Mullin: Yes, I do. We actually created the title “The Finance Business Partner” in a prior company that I worked in. So, I think to truly add value and to guide corporate decision making, you’ve got to become a good partner and that could be mentoring your boss.
Zezas: Wait, hold on a second. Mentoring your boss?
Mullin: It could be mentoring your boss in how to better understand the financial dynamics of the business to improve decision making along the way. So, I think finance at times is considered the better half of the relationship. That was an old adage that I learned long ago at a Japanese company that finance was looked at as the better half of marriage in management. It’s not my turn, but a Japanese term. I think it holds true because everyone should be focusing on driving business development, the CEO or president, certainly the head of sales and marketing. I think the finance head, whatever the title is, you really need to guide them and steer that ship so you’re achieving all the financial objectives, not just the top line.
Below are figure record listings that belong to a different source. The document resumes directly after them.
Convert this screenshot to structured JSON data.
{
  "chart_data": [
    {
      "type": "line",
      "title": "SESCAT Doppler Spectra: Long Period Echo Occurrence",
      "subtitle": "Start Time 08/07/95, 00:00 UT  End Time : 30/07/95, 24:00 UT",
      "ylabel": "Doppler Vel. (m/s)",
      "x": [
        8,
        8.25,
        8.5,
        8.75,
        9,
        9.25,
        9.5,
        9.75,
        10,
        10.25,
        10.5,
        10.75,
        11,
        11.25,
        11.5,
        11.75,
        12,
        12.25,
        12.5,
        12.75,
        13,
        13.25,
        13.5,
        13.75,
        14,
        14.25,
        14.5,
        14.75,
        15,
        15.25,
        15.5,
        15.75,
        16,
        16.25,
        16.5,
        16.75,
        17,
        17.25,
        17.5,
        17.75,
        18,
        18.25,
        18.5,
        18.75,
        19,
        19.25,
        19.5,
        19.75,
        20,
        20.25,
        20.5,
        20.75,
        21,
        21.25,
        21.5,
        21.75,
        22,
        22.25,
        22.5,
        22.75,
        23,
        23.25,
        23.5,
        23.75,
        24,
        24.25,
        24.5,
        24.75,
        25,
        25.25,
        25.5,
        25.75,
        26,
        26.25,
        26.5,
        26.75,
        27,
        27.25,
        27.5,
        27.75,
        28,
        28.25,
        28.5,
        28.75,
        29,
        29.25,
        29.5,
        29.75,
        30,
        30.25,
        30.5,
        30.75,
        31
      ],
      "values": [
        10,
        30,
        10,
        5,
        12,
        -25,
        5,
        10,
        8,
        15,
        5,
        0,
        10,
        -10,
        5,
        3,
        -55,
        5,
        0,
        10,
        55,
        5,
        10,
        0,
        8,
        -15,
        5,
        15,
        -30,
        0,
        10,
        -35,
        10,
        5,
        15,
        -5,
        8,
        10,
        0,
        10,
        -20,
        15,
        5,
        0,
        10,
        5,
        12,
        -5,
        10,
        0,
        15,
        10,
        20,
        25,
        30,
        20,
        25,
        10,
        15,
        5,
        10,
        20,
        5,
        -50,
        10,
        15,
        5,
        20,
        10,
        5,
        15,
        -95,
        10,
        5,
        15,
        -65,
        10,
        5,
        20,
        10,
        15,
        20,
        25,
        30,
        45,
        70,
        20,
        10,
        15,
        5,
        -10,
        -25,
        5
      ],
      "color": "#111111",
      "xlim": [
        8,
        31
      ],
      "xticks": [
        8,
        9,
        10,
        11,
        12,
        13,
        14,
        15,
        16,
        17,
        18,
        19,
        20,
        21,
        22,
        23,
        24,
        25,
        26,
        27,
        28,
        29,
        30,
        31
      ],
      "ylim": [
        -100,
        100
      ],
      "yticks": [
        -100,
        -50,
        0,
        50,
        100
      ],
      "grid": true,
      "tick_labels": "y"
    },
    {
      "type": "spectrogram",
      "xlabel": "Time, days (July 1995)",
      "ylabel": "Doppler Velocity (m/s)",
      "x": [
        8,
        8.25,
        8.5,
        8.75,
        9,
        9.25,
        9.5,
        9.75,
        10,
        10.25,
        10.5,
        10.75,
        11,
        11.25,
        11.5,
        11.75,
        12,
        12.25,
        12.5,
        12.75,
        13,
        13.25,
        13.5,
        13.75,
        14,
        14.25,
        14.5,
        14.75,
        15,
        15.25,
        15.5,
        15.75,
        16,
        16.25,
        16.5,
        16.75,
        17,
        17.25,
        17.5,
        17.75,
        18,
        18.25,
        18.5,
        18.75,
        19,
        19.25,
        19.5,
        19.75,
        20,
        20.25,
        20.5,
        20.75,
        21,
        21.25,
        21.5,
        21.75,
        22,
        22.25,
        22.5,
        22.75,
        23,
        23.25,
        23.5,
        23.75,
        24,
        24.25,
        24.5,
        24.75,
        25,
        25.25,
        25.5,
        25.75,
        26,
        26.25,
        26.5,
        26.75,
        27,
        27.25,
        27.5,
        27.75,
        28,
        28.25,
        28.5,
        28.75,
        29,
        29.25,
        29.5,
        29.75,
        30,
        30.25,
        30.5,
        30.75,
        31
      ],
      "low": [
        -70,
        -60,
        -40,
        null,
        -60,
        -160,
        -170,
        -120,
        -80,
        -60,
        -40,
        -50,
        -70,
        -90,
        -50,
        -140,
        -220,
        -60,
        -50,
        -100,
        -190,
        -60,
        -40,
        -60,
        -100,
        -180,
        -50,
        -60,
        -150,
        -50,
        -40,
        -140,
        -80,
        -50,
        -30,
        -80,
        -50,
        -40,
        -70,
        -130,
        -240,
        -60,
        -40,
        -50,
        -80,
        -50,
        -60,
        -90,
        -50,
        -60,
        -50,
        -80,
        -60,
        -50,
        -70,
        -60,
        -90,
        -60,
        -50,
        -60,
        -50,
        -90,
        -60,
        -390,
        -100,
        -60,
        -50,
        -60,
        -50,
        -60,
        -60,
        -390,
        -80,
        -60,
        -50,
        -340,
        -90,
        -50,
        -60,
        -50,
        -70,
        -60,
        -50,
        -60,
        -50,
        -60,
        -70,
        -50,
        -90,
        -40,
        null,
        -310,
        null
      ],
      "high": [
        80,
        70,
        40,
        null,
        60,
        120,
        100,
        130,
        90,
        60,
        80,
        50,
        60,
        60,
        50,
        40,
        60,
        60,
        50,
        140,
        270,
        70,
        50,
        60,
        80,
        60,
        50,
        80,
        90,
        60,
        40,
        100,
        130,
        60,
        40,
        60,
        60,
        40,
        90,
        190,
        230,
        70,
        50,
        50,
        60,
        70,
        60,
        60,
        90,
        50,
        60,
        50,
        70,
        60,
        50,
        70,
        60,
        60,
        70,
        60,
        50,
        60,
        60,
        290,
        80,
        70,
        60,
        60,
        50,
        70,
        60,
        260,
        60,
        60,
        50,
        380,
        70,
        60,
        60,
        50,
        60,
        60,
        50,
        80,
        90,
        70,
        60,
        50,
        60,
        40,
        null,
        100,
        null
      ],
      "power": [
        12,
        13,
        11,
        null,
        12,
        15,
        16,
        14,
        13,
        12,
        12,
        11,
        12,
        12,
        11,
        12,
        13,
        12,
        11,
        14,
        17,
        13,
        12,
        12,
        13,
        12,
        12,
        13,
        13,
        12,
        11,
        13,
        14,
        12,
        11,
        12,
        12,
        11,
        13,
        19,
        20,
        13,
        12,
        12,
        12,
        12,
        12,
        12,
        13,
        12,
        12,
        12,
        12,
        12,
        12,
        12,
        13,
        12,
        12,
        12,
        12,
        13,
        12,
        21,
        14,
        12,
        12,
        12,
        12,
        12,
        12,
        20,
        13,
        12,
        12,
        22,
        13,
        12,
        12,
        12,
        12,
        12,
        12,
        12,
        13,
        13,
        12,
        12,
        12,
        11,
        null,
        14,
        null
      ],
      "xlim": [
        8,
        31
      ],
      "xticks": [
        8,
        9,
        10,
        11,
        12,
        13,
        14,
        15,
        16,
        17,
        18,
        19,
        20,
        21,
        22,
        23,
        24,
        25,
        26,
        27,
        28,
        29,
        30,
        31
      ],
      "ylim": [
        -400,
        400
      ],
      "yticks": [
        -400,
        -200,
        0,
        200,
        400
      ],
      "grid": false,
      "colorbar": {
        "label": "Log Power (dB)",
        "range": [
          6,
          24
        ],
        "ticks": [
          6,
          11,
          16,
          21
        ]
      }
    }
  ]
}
Zezas: Well, I love the idea of the CFO mentoring his or her boss. I think you’ll agree with me that that ability rests as much on the CFO as it does on the CEO permitting. If you have a good, solid CEO who gets that and recognizes the benefits that he or she can derive by a very tight relationship with the CFO, the sky is the limit. Well Steve, I want to thank you for appearing on CFO Studio. We’re about out of time. I do have one question that you probably didn’t expect me to ask you, when you’re not being a CFO and you’re not in the office, what are you doing with yourself?
Mullin: Good question. I am in the office all the time.
Zezas: In case the CEO is listening.
Mullin: In case my boss is listening. I spent 10-12 years coaching my kids. That was three sports a year. That took a lot of my time. My wife and I are always very focused. We always have been for as long as our kids have been alive. We are focused on our kids and doing things with them. One is in college and one is a senior in high school, so there is no more coaching for me. We’re still very much focused on the kids day in and day out and what’s going on in their lives. Other than that, I’m playing some sports now and then as long as my knees can stand up to it. That’s how I spend my time.
Zezas: Sounds to me like you have a full life. It sounds like to me like the Accidental CFO is doing some great work for Wurth USA. I want to thank you for appearing on CFO Studio. I hope you’ll come back and see us again.
Mullin: Absolutely, I’d love to.
Zezas: This is Andrew Zezas at CFO Studio with Steve Mullin at Wurth USA, saying thank you very much for watching. We’ll see you again.